Realizar um sonho é viver sem a poesia, realidade concreta, poucos alcançam essa realidade distante do mundo. Apenas as flores encontram o caminho que não está em nenhum lugar, é o que sinto parada: é como se eu estivesse em todos os caminhos desejados ou indesejados, é preciso seguir sem olhar para trás. É preciso dizer meu nome à vida. Vida, entre tantos, chamou por mim. Por isso, esqueci de mim em viver. Entrei dentro dos sonhos da vida para aprender a sonhar. Sonhar é eternidade eternizada, onde tudo floresce: espelhos, músicas, solidão. E, assim, a vida nunca mais será só: será esquecida como um sonho!

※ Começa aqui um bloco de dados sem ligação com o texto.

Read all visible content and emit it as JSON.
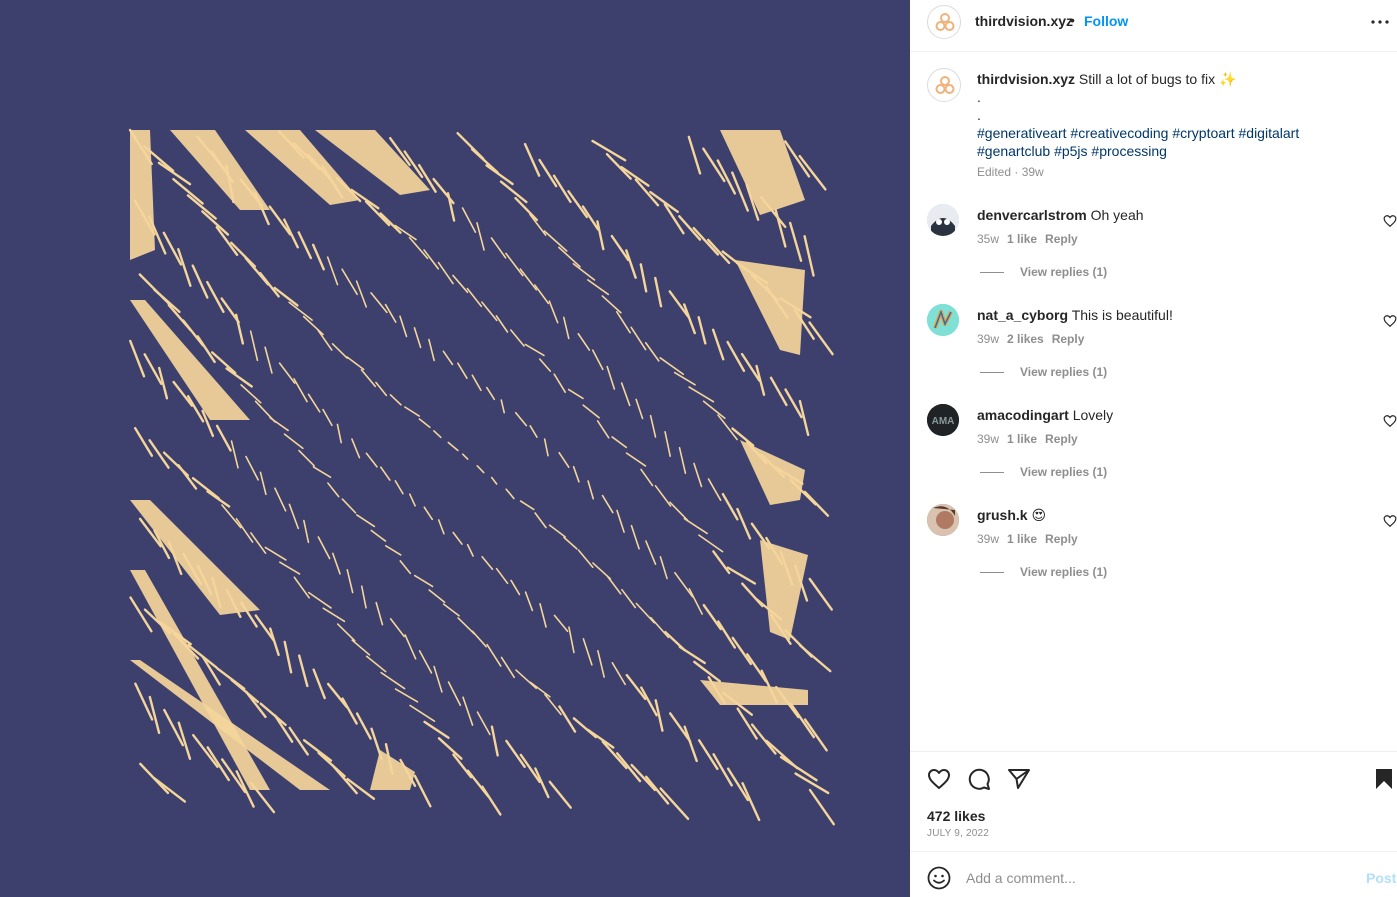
{
  "post": {
    "username": "thirdvision.xyz",
    "separator": "•",
    "follow_label": "Follow",
    "more_icon": "more-options-icon"
  },
  "caption": {
    "username": "thirdvision.xyz",
    "text": "Still a lot of bugs to fix",
    "emoji": "✨",
    "line2": ".",
    "line3": ".",
    "hashtags": [
      "#generativeart",
      "#creativecoding",
      "#cryptoart",
      "#digitalart",
      "#genartclub",
      "#p5js",
      "#processing"
    ],
    "meta": "Edited · 39w"
  },
  "comments": [
    {
      "username": "denvercarlstrom",
      "text": "Oh yeah",
      "age": "35w",
      "likes": "1 like",
      "reply": "Reply",
      "view_replies": "View replies (1)",
      "avatar_color": "#c9cfd8"
    },
    {
      "username": "nat_a_cyborg",
      "text": "This is beautiful!",
      "age": "39w",
      "likes": "2 likes",
      "reply": "Reply",
      "view_replies": "View replies (1)",
      "avatar_color": "#5fd6d0"
    },
    {
      "username": "amacodingart",
      "text": "Lovely",
      "age": "39w",
      "likes": "1 like",
      "reply": "Reply",
      "view_replies": "View replies (1)",
      "avatar_color": "#1f2326",
      "avatar_text": "AMA"
    },
    {
      "username": "grush.k",
      "text": "😍",
      "age": "39w",
      "likes": "1 like",
      "reply": "Reply",
      "view_replies": "View replies (1)",
      "avatar_color": "#b07a62"
    }
  ],
  "actions": {
    "likes_count": "472 likes",
    "date": "JULY 9, 2022"
  },
  "add_comment": {
    "placeholder": "Add a comment...",
    "post_label": "Post"
  },
  "colors": {
    "artwork_background": "#3d3f6d",
    "artwork_stroke": "#f4d59b",
    "link_blue": "#0095f6",
    "hashtag_blue": "#00376b"
  }
}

A morte ficou onde a deixei

Soterrada de sonhos, enterrada exterior a mim. De amor. Mar de luz a cavar meu destino. Deixei a morte ser vida e tornei-me morte. Enterrei-me em mim sem morte. O azul do céu se fez sem ser descoberto pelo céu. O céu se descobre em nuvens. O céu de estrelas chora estrelas numa ventania de céu, desejo incontido de merecer o céu, como lembrança da morte, que acaba na existência do fundo de mim. A morte sem lembrança me torna rasa. Tudo se foi sem a morte. Ninguém vê e sente a vida como eu. Eu a vejo em estrelas, que se demoram em mim. Em mim, estrelas navegam no céu no mar celeste da despedida do céu. A tua presença alegria é o meu céu. Alegria, voaste alto, em céus desconhecidos. O que vai ficar sem sofrer não é o vazio, e sim, o vazio da vida que é apenas um sussurro perdido no amor. Amor que separa o real e o irreal do que sou. Faz falar o vento como despedida do sol, que estava perdido em mim. Não quero acordar na luz do amanhecer, e sim na escuridão da poesia: deixa o amanhecer vazio ser amado como o anoitecer que vibra, entontece, reage. O depois é o silêncio, onde se misturam a noite e o dia. Confio no céu, nas estrelas, não confio na alegria, que se agarrou na minha alma, me deixou com medo. Eu não sabia que alegria é eternidade. A eternidade foi algo um dia. Esse dia foi o dia que escrevi no sempre da alma. E tudo fez sentido, mesmo que essa alegria acabe, antes de eu senti-la, me descobri viva para tudo sentir. Sentir é a tranquilidade de morrer. Morrer é amor: amor pela vida. Escutar é apenas eu, falar é apenas eu no outro. O sossego do amor é um desamor? O que é desamor perto da morte? É a necessidade vazia de viver. A vida me deu o nada de presente, me sinto tendo tudo. O sonho é uma fantasia. Fantasia do céu. Não posso viver sem o céu. Alma da morte: aparência sem céu, a enganar a transparência de viver, lhe dando uma segurança inexistente como o sol e a lua. Quero apenas paz.

Tentação de viver

A saudade limpa a alma das impurezas do amor por ti. A mornidão do amor é a tentação de viver. Viver é pouco ao viver. Sonho com a tua solidão, ela não me torna ausente, me faz te amar. Acordei da esperança de amar.

A origem do nada é o ser

O amor se compreende o nada. A separação do amor é o ser. Nada no ser é inevitável. A faísca do nada resplandece no inacreditável e esconde a luz no olhar. O abismo é a única luz que é vida. Abismo é luz, mesmo sem o infinito. A alma não sabe vir a luz, sua única luz é o meu corpo. A fadiga da luz é o amanhecer, luz falsa, onde o corpo é escuridão para o amanhecer. Resta da luz o sono, a ausência, que mesmo perdida ainda é ausência. A ausência na luz é a morte. Mas que luz posso ter?